Une pénurie de ressource et une attractivité mesurée
Au sortir de la crise du Covid, le secteur de l’industrie n’est pas épargné par le manque de main d’œuvre. Les carnets de commande sont pleins mais les usines sont au ralenti faute de personnel. Fin octobre, 30 000 postes en production ne trouvaient toujours pas preneurs en France. Dans ce contexte, difficile d’imaginer une réindustrialisation massive. Les emplois dans l’industrie ne sont pas pourvus et les nouveaux métiers, nécessaires à la transformation vers une industrie 4.0, supposent des compétences logicielles déjà en tension dans l’ensemble des secteurs. L’optimisation des processus indus[1]triels et l’amélioration des conditions de travail sont des facteurs clés de succès pour rendre attractif le secteur. Beaucoup en zone périurbaine ou rurale, les entreprises industrielles doivent aussi améliorer leur visibilité pour capter les talents de plus en plus tentés de quitter les grandes métropoles
Un fondement industriel à valider sur le long terme
Devant l’engouement des pouvoirs publics et l’émulation autour de la réindustrialisation, les entreprises se hâtent craignant de ne pas profiter d’un marché porteur et des aides financières disponibles. La France n’a pas les avantages comparatifs pour produire tout type de produit. La construction d’une usine doit répondre à une logique industrielle d’ensemble et procurer un avantage compétitif aux entreprises qui choisissent un tel virage stratégique.

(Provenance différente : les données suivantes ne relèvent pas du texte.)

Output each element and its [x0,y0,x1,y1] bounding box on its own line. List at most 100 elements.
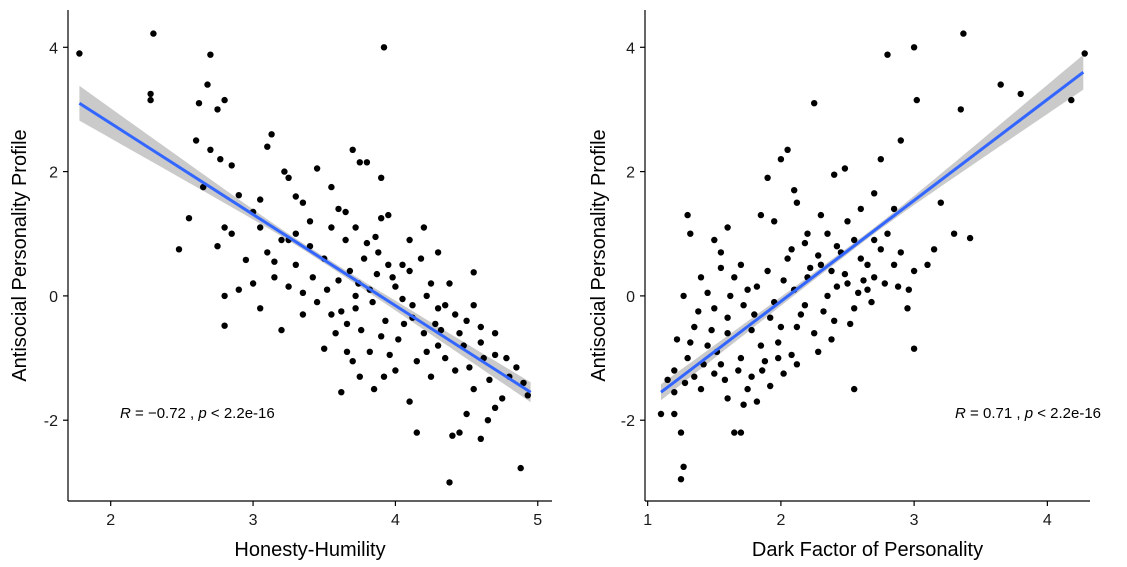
data-point [369,298,376,306]
data-point [323,286,331,293]
data-point [864,286,871,293]
data-point [477,339,484,346]
data-point [392,367,399,374]
data-point [771,218,778,225]
data-point [463,317,470,324]
data-point [200,183,207,191]
data-point [207,146,214,153]
data-point [937,199,944,206]
data-point [744,286,751,293]
data-point [437,326,445,334]
data-point [499,395,506,402]
data-point [338,389,345,396]
data-point [764,174,771,181]
data-point [335,277,342,284]
data-point [271,258,278,265]
data-point [735,367,742,374]
data-point [356,373,363,380]
data-point [884,230,891,237]
data-point [855,289,862,296]
data-point [175,246,183,253]
data-point [871,190,878,197]
data-point [235,286,242,293]
data-point [744,385,751,393]
data-point [828,267,835,275]
data-point [833,243,841,250]
data-point [221,224,228,231]
data-point [784,146,791,153]
x-ticks: 2 3 4 5 [106,501,542,529]
data-point [147,96,154,104]
data-point [784,255,791,262]
data-point [828,336,835,343]
data-point [881,280,888,287]
data-point [857,255,864,262]
data-point [399,295,406,303]
data-point [815,348,822,355]
data-point [788,246,795,253]
data-point [788,351,795,359]
data-point [442,354,449,362]
data-point [343,348,351,355]
data-point [724,224,731,231]
data-point [793,323,801,331]
data-point [313,298,321,306]
data-point [306,218,314,225]
data-point [434,305,442,312]
data-point [831,171,838,178]
data-point [721,376,729,383]
x-tick-label: 4 [391,512,400,529]
data-point [793,361,801,368]
data-point [673,336,681,343]
r-value: = 0.71 , [966,405,1025,422]
confidence-band [79,85,531,403]
data-point [278,326,285,334]
data-point [456,330,463,337]
data-point [731,429,738,436]
data-point [395,336,402,343]
data-point [432,320,439,328]
data-point [360,255,368,262]
data-point [221,292,228,300]
x-tick-label: 2 [106,512,115,529]
data-point [228,230,235,237]
data-point [249,280,257,287]
data-point [966,234,974,242]
data-point [910,44,918,51]
data-point [207,51,214,58]
regression-line [78,101,532,394]
data-point [913,96,920,104]
data-point [406,236,413,244]
data-point [904,305,911,312]
data-point [385,211,392,219]
data-point [524,392,531,399]
data-point [711,236,718,244]
data-point [185,215,193,222]
data-point [804,230,811,237]
data-point [687,339,694,346]
data-point [801,239,809,247]
data-point [851,236,858,244]
data-point [366,348,373,355]
y-axis-title: Antisocial Personality Profile [588,129,610,381]
data-point [491,330,499,337]
data-point [757,211,765,219]
data-point [292,230,299,237]
data-point [884,51,891,58]
data-point [446,280,453,287]
data-point [292,261,299,268]
correlation-annotation: R = 0.71 , p < 2.2e-16 [955,405,1101,422]
r-label: R [955,405,966,422]
confidence-band [661,54,1084,401]
data-point [851,305,858,312]
data-point [150,30,157,37]
data-point [382,317,389,324]
y-tick-label: 4 [626,40,635,57]
data-point [372,233,379,241]
x-tick-label: 3 [910,512,919,529]
data-point [413,358,420,365]
data-point [801,302,809,309]
data-point [924,261,931,268]
data-point [449,432,456,439]
data-point [338,308,345,315]
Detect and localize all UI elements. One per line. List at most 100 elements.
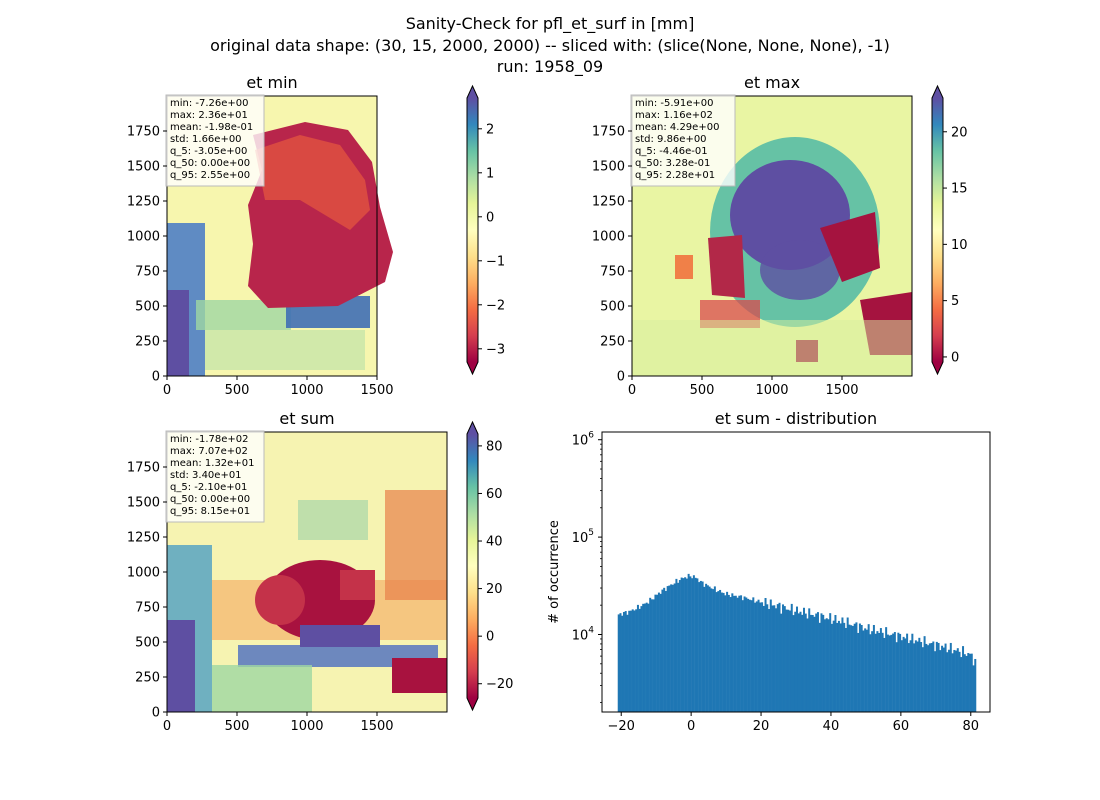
panel-title: et max — [744, 73, 800, 92]
histogram-bar — [946, 652, 949, 712]
stats-line: min: -5.91e+00 — [635, 98, 714, 109]
histogram-bar — [701, 581, 704, 712]
histogram-bar — [768, 609, 771, 712]
histogram-bar — [888, 635, 891, 712]
histogram-bar — [636, 604, 639, 712]
histogram-bar — [953, 649, 956, 712]
colorbar-tick-label: −3 — [486, 342, 505, 357]
histogram-bar — [731, 593, 734, 712]
heatmap-image — [167, 432, 447, 712]
histogram-bar — [914, 640, 917, 712]
histogram-bar — [764, 598, 767, 712]
histogram-bar — [925, 643, 928, 712]
histogram-bar — [878, 632, 881, 712]
histogram-bar — [853, 623, 856, 712]
panel-et-max: et max min: -5.91e+00 max: 1.16e+02 mean… — [592, 73, 968, 398]
colorbar-tick-label: 20 — [486, 582, 503, 597]
histogram-bar — [703, 586, 706, 712]
histogram-bar — [633, 610, 636, 712]
histogram-bar — [715, 592, 718, 712]
histogram-bar — [823, 619, 826, 712]
histogram-bar — [780, 613, 783, 712]
colorbar: 0 5 10 15 20 — [931, 84, 968, 376]
histogram-bar — [698, 582, 701, 712]
stats-line: q_5: -2.10e+01 — [170, 482, 247, 493]
colorbar-tick-label: 80 — [486, 439, 503, 454]
colorbar: −20 0 20 40 60 80 — [466, 420, 513, 712]
stats-line: std: 9.86e+00 — [635, 134, 707, 145]
histogram-bar — [727, 594, 730, 712]
histogram-bar — [906, 633, 909, 712]
histogram-bar — [745, 597, 748, 712]
histogram-bar — [761, 602, 764, 712]
y-tick-label: 1250 — [127, 531, 160, 546]
histogram-bar — [885, 627, 888, 712]
histogram-bar — [659, 593, 662, 712]
histogram-bar — [740, 595, 743, 712]
colorbar-tick-label: 0 — [486, 210, 494, 225]
stats-line: q_95: 2.28e+01 — [635, 170, 715, 181]
stats-box: min: -1.78e+02 max: 7.07e+02 mean: 1.32e… — [165, 430, 265, 523]
colorbar: −3 −2 −1 0 1 2 — [466, 84, 505, 376]
histogram-bar — [848, 624, 851, 712]
histogram-bar — [916, 641, 919, 712]
panel-title: et sum — [279, 409, 334, 428]
histogram-bar — [886, 634, 889, 712]
histogram-bar — [949, 642, 952, 712]
y-tick-label: 1000 — [127, 566, 160, 581]
histogram-bar — [794, 611, 797, 712]
histogram-bar — [621, 615, 624, 712]
y-tick-label: 750 — [135, 601, 160, 616]
stats-line: max: 7.07e+02 — [170, 446, 248, 457]
histogram-bar — [790, 603, 793, 712]
histogram-bar — [951, 653, 954, 712]
histogram-bar — [685, 578, 688, 712]
y-tick-label: 0 — [617, 370, 625, 385]
histogram-bar — [771, 605, 774, 712]
x-tick-label: 80 — [963, 719, 980, 734]
histogram-bar — [956, 648, 959, 712]
histogram-bar — [752, 597, 755, 712]
histogram-bar — [799, 611, 802, 712]
histogram-bar — [809, 614, 812, 712]
histogram-bar — [710, 588, 713, 712]
histogram-bar — [881, 632, 884, 712]
histogram-bar — [712, 589, 715, 712]
y-tick-label: 250 — [600, 335, 625, 350]
y-tick-label: 0 — [152, 706, 160, 721]
histogram-bar — [696, 578, 699, 712]
histogram-bar — [955, 650, 958, 712]
histogram-bar — [815, 613, 818, 712]
y-tick-label: 250 — [135, 671, 160, 686]
colorbar-tick-label: −20 — [486, 677, 513, 692]
panel-title: et sum - distribution — [715, 409, 877, 428]
histogram-bar — [736, 597, 739, 712]
colorbar-extend-max — [932, 86, 943, 98]
histogram-bar — [666, 586, 669, 712]
histogram-bar — [825, 618, 828, 712]
histogram-bar — [675, 578, 678, 712]
histogram-bar — [628, 610, 631, 712]
y-tick-label: 750 — [135, 265, 160, 280]
histogram-bar — [967, 653, 970, 712]
histogram-bar — [830, 623, 833, 712]
histogram-bar — [841, 617, 844, 712]
colorbar-tick-label: 40 — [486, 535, 503, 550]
x-tick-label: 60 — [893, 719, 910, 734]
histogram-bar — [816, 612, 819, 712]
histogram-bar — [802, 607, 805, 712]
axes: 0 500 1000 1500 0 250 500 750 1000 1250 1500 1750 — [127, 461, 394, 735]
histogram-bar — [897, 632, 900, 712]
histogram-bar — [860, 625, 863, 712]
stats-line: mean: 1.32e+01 — [170, 458, 254, 469]
figure-subtitle: original data shape: (30, 15, 2000, 2000… — [210, 36, 890, 55]
x-tick-label: −20 — [608, 719, 635, 734]
histogram-bar — [741, 600, 744, 712]
histogram-bar — [879, 628, 882, 712]
histogram-bar — [855, 622, 858, 712]
figure-run-label: run: 1958_09 — [497, 57, 603, 77]
x-tick-label: 1500 — [360, 383, 393, 398]
colorbar-outline — [466, 420, 479, 712]
colorbar-tick-label: 60 — [486, 487, 503, 502]
y-tick-label: 1500 — [127, 496, 160, 511]
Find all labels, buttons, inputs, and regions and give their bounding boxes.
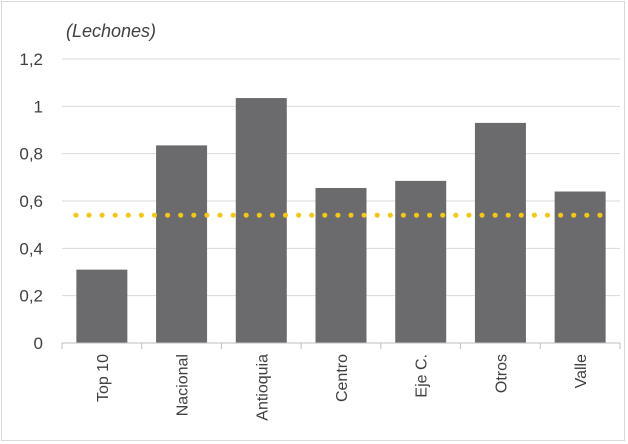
bar-valle (554, 191, 606, 343)
x-category-label: Nacional (175, 354, 192, 416)
bar-eje-c (395, 180, 447, 343)
x-category-label: Otros (493, 354, 510, 393)
y-tick-label: 1 (34, 97, 43, 116)
bar-centro (315, 187, 367, 343)
bar-antioquia (235, 98, 287, 343)
bar-top-10 (76, 269, 128, 343)
y-axis-ticks: 0 0,2 0,4 0,6 0,8 1 1,2 (19, 50, 43, 353)
unit-label: (Lechones) (66, 21, 156, 41)
y-tick-label: 0,6 (19, 192, 43, 211)
bar-otros (474, 122, 526, 344)
y-tick-label: 0,4 (19, 239, 43, 258)
bar-nacional (156, 145, 208, 343)
x-category-label: Valle (573, 354, 590, 388)
x-category-label: Top 10 (95, 354, 112, 402)
x-axis (61, 342, 621, 349)
y-tick-label: 0,8 (19, 145, 43, 164)
x-category-label: Antioquia (254, 354, 271, 421)
x-category-label: Centro (334, 354, 351, 402)
x-axis-labels: Top 10 Nacional Antioquia Centro Eje C. Otros… (95, 354, 590, 421)
gridlines (62, 58, 620, 297)
y-tick-label: 0,2 (19, 287, 43, 306)
y-tick-label: 1,2 (19, 50, 43, 69)
x-category-label: Eje C. (414, 354, 431, 398)
y-tick-label: 0 (34, 334, 43, 353)
bars (76, 98, 606, 344)
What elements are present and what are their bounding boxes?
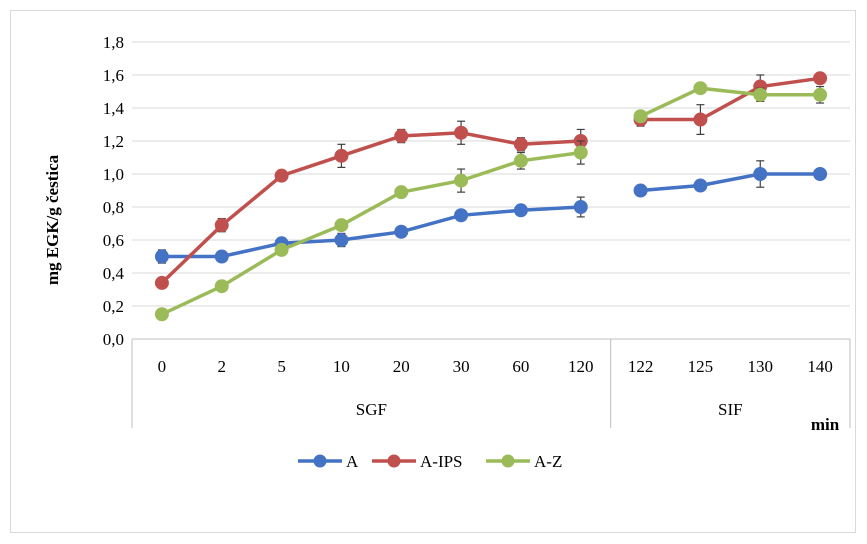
data-point — [513, 153, 528, 168]
legend-item: A-IPS — [372, 452, 463, 471]
data-point — [214, 279, 229, 294]
x-tick-label: 122 — [628, 357, 654, 376]
legend-marker — [387, 454, 401, 468]
y-tick-label: 1,8 — [103, 33, 124, 52]
x-group-label: SGF — [356, 400, 387, 419]
data-point — [274, 242, 289, 257]
data-point — [334, 233, 349, 247]
y-tick-label: 0,2 — [103, 297, 124, 316]
data-point — [513, 203, 528, 218]
series-line — [639, 86, 821, 118]
legend-item: A-Z — [486, 452, 562, 471]
x-tick-label: 20 — [393, 357, 410, 376]
y-tick-label: 1,2 — [103, 132, 124, 151]
data-point — [693, 178, 708, 193]
series-layer — [154, 71, 828, 322]
series-line — [161, 150, 582, 316]
data-point — [154, 275, 169, 290]
data-point — [454, 125, 469, 140]
series-line — [640, 172, 821, 193]
data-point — [154, 249, 169, 264]
x-tick-label: 120 — [568, 357, 594, 376]
x-axis: 0 2 5 10 20 30 60 120 122 125 130 140 SGF SIF — [131, 338, 851, 428]
y-tick-label: 1,4 — [103, 99, 125, 118]
chart-frame — [10, 10, 856, 533]
x-tick-label: 130 — [748, 357, 774, 376]
legend-label: A — [346, 452, 359, 471]
data-point — [633, 183, 648, 198]
series-a — [154, 160, 828, 264]
data-point — [454, 173, 469, 188]
data-point — [813, 71, 828, 86]
y-tick-label: 0,0 — [103, 330, 124, 349]
x-axis-unit-label: min — [811, 415, 840, 434]
data-point — [334, 218, 349, 233]
y-tick-label: 0,4 — [103, 264, 125, 283]
x-tick-label: 30 — [453, 357, 470, 376]
data-point — [154, 307, 169, 322]
x-tick-label: 5 — [277, 357, 286, 376]
x-tick-label: 60 — [512, 357, 529, 376]
series-line — [640, 76, 821, 122]
data-point — [753, 167, 768, 181]
data-point — [573, 145, 588, 160]
series-line — [160, 131, 581, 285]
y-axis-ticks: 0,0 0,2 0,4 0,6 0,8 1,0 1,2 1,4 1,6 1,8 — [103, 33, 125, 349]
data-point — [214, 249, 229, 264]
y-tick-label: 1,0 — [103, 165, 124, 184]
legend-label: A-Z — [534, 452, 562, 471]
data-point — [274, 168, 289, 183]
legend-item: A — [298, 452, 359, 471]
y-axis-label: mg EGK/g čestica — [43, 154, 62, 285]
x-tick-label: 125 — [688, 357, 714, 376]
legend: A A-IPS A-Z — [298, 452, 562, 471]
y-tick-label: 0,6 — [103, 231, 124, 250]
legend-label: A-IPS — [420, 452, 463, 471]
series-a-z — [154, 81, 828, 322]
data-point — [633, 109, 648, 124]
data-point — [813, 87, 828, 102]
data-point — [214, 218, 229, 233]
x-tick-label: 2 — [218, 357, 227, 376]
legend-marker — [313, 454, 327, 468]
y-tick-label: 1,6 — [103, 66, 124, 85]
x-tick-label: 140 — [807, 357, 833, 376]
x-tick-label: 10 — [333, 357, 350, 376]
x-group-label: SIF — [718, 400, 743, 419]
data-point — [753, 87, 768, 102]
gridlines — [132, 41, 850, 340]
data-point — [513, 137, 528, 152]
data-point — [693, 81, 708, 96]
data-point — [394, 185, 409, 200]
data-point — [573, 200, 588, 214]
data-point — [394, 129, 409, 144]
x-tick-label: 0 — [158, 357, 167, 376]
series-line — [161, 205, 581, 259]
series-a-ips — [154, 71, 828, 290]
data-point — [454, 208, 469, 223]
legend-marker — [501, 454, 515, 468]
y-tick-label: 0,8 — [103, 198, 124, 217]
data-point — [693, 112, 708, 127]
data-point — [394, 224, 409, 239]
data-point — [334, 148, 349, 163]
data-point — [813, 167, 828, 181]
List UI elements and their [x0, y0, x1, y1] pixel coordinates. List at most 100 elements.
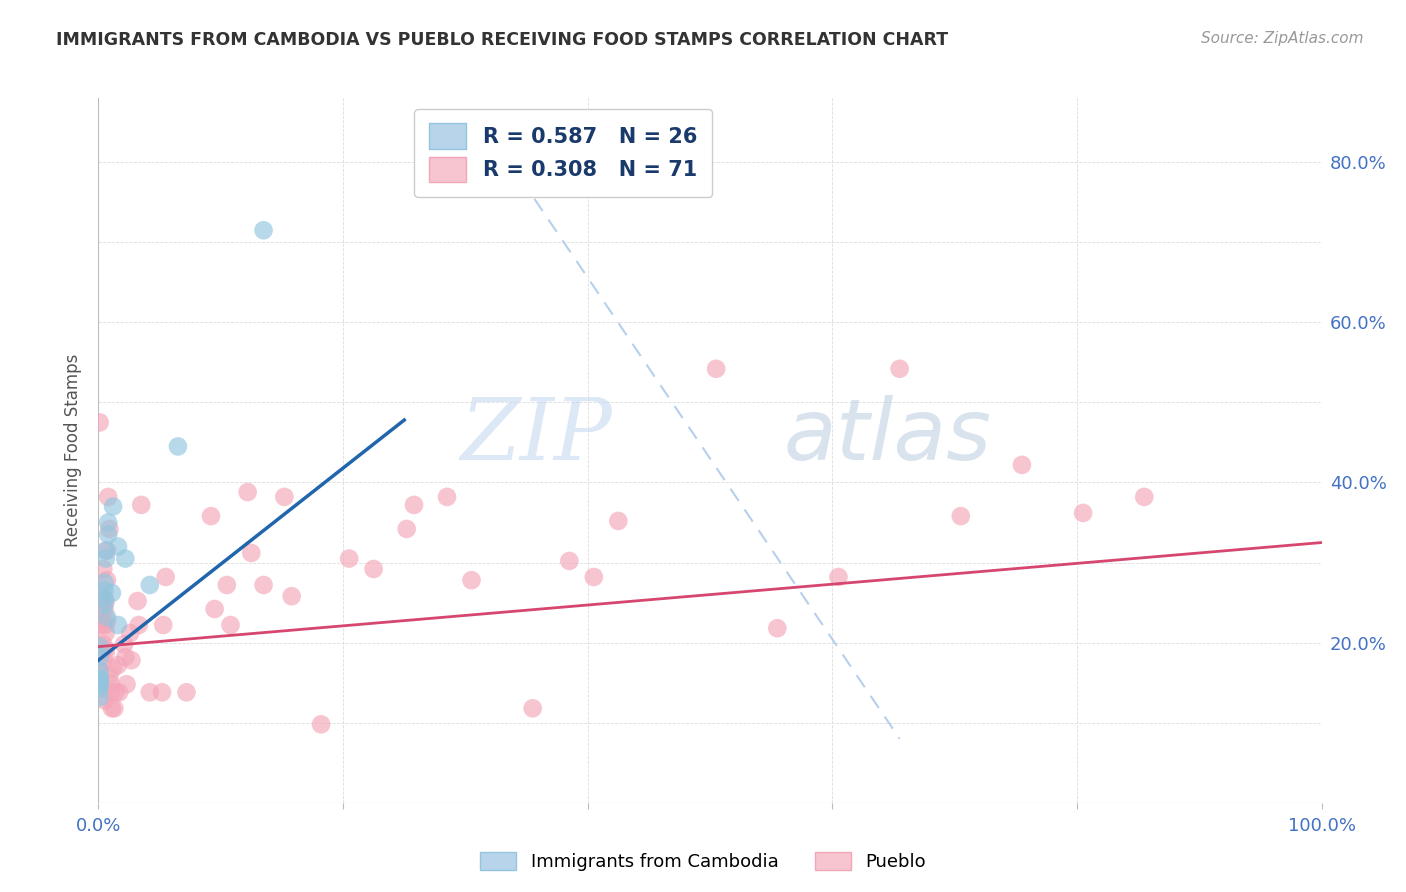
- Point: [89, 416, 111, 430]
- Point: [337, 551, 360, 566]
- Point: [1011, 458, 1033, 472]
- Point: [108, 685, 131, 699]
- Point: [98, 522, 121, 536]
- Point: [94, 594, 117, 608]
- Point: [150, 685, 173, 699]
- Point: [101, 586, 124, 600]
- Point: [120, 653, 142, 667]
- Point: [363, 562, 385, 576]
- Point: [436, 490, 458, 504]
- Point: [91, 618, 114, 632]
- Point: [273, 490, 295, 504]
- Point: [252, 578, 274, 592]
- Point: [93, 583, 115, 598]
- Point: [889, 361, 911, 376]
- Point: [252, 223, 274, 237]
- Point: [93, 591, 115, 606]
- Point: [1133, 490, 1156, 504]
- Point: [280, 589, 302, 603]
- Point: [107, 658, 129, 673]
- Point: [101, 661, 124, 675]
- Point: [115, 677, 138, 691]
- Point: [93, 693, 115, 707]
- Point: [309, 717, 332, 731]
- Point: [139, 578, 162, 592]
- Point: [101, 500, 124, 514]
- Point: [97, 490, 120, 504]
- Point: [89, 664, 111, 678]
- Point: [128, 618, 150, 632]
- Point: [89, 690, 111, 705]
- Point: [1071, 506, 1094, 520]
- Point: [91, 637, 114, 651]
- Point: [120, 626, 142, 640]
- Point: [219, 618, 242, 632]
- Point: [155, 570, 177, 584]
- Legend: R = 0.587   N = 26, R = 0.308   N = 71: R = 0.587 N = 26, R = 0.308 N = 71: [415, 109, 711, 197]
- Point: [100, 685, 122, 699]
- Point: [127, 594, 149, 608]
- Point: [129, 498, 152, 512]
- Y-axis label: Receiving Food Stamps: Receiving Food Stamps: [65, 354, 83, 547]
- Point: [91, 653, 114, 667]
- Point: [96, 613, 118, 627]
- Point: [176, 685, 198, 699]
- Point: [704, 361, 727, 376]
- Point: [89, 650, 111, 665]
- Point: [91, 562, 114, 576]
- Point: [94, 543, 117, 558]
- Point: [89, 675, 111, 690]
- Point: [402, 498, 425, 512]
- Point: [107, 540, 129, 554]
- Point: [96, 543, 118, 558]
- Point: [522, 701, 544, 715]
- Point: [949, 509, 972, 524]
- Point: [94, 551, 117, 566]
- Legend: Immigrants from Cambodia, Pueblo: Immigrants from Cambodia, Pueblo: [472, 845, 934, 879]
- Text: Source: ZipAtlas.com: Source: ZipAtlas.com: [1201, 31, 1364, 46]
- Point: [91, 602, 114, 616]
- Point: [89, 664, 111, 678]
- Point: [96, 573, 118, 587]
- Point: [94, 645, 117, 659]
- Point: [607, 514, 630, 528]
- Text: IMMIGRANTS FROM CAMBODIA VS PUEBLO RECEIVING FOOD STAMPS CORRELATION CHART: IMMIGRANTS FROM CAMBODIA VS PUEBLO RECEI…: [56, 31, 949, 49]
- Point: [827, 570, 849, 584]
- Point: [104, 685, 127, 699]
- Point: [204, 602, 226, 616]
- Point: [112, 637, 135, 651]
- Point: [91, 589, 114, 603]
- Point: [101, 701, 124, 715]
- Point: [94, 626, 117, 640]
- Point: [93, 597, 115, 611]
- Point: [103, 701, 125, 715]
- Point: [89, 672, 111, 686]
- Point: [114, 650, 136, 665]
- Point: [97, 516, 120, 530]
- Point: [89, 672, 111, 686]
- Point: [139, 685, 162, 699]
- Point: [582, 570, 605, 584]
- Point: [96, 610, 118, 624]
- Point: [200, 509, 222, 524]
- Point: [89, 640, 111, 654]
- Point: [100, 677, 122, 691]
- Point: [89, 677, 111, 691]
- Point: [395, 522, 418, 536]
- Point: [93, 575, 115, 590]
- Point: [558, 554, 581, 568]
- Point: [97, 527, 120, 541]
- Text: atlas: atlas: [783, 395, 991, 478]
- Point: [236, 485, 259, 500]
- Point: [94, 618, 117, 632]
- Point: [93, 642, 115, 657]
- Text: ZIP: ZIP: [460, 395, 612, 478]
- Point: [93, 602, 115, 616]
- Point: [98, 669, 121, 683]
- Point: [89, 681, 111, 696]
- Point: [167, 440, 190, 454]
- Point: [240, 546, 263, 560]
- Point: [152, 618, 174, 632]
- Point: [766, 621, 789, 635]
- Point: [460, 573, 482, 587]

Tous les secteurs ne doivent pas reproduire en France. Les directions générales et les cabinets de conseil les accompagnant ont une véritable responsabilité à ne pas céder aux premiers signaux. Ils se doivent également d’objectiver la valeur ajoutée qu’un projet de réindustrialisation permettra de créer réellement sur le long terme.
Le cahier des charges de la réindustrialisation
OUI, la réindustrialisation n’a jamais eu autant de sens qu’aujourd’hui et jamais les acteurs publics et privés ont été aussi alignés sur le sujet. NON, toutes les entreprises industrielles ne seront pas concernées et il s’agit de repenser le modèle industriel de la France de demain et d’avoir une approche segmentée ne reproduisant pas les révolutions industrielles du passé.
Les ambitions de réindustrialisation ne pourront être atteintes qu’en recréant une industrie moderne, optimisée, digitale et intégrant les critères ESN dans ses (re)fondations. C’est à ce prix seulement qu’elle répondra à une demande réelle et se reconstruira une image positive et attractive pour lui permettre de s’implanter sereinement tout en attirant les talents qui permettront son exploitation.
Les entreprises pour lesquelles la pertinence industrielle de la relocalisation en France, mais aussi en Europe est validée doivent engager dès aujourd’hui leurs projets et en tireront un avantage comparatif grâce au resserrement de la supply chain : la réduction des coûts de transports est immédiate dans un contexte logistique mondial incertain, et lorsque les coûts directs sont plus élevés, la réduction des aléas, des coûts d’indisponibilité, des délais et les possibilités de faire évoluer le business modèle des entreprises grâce à la supply chain circulaire doivent être pris en compte pour valider l’équation.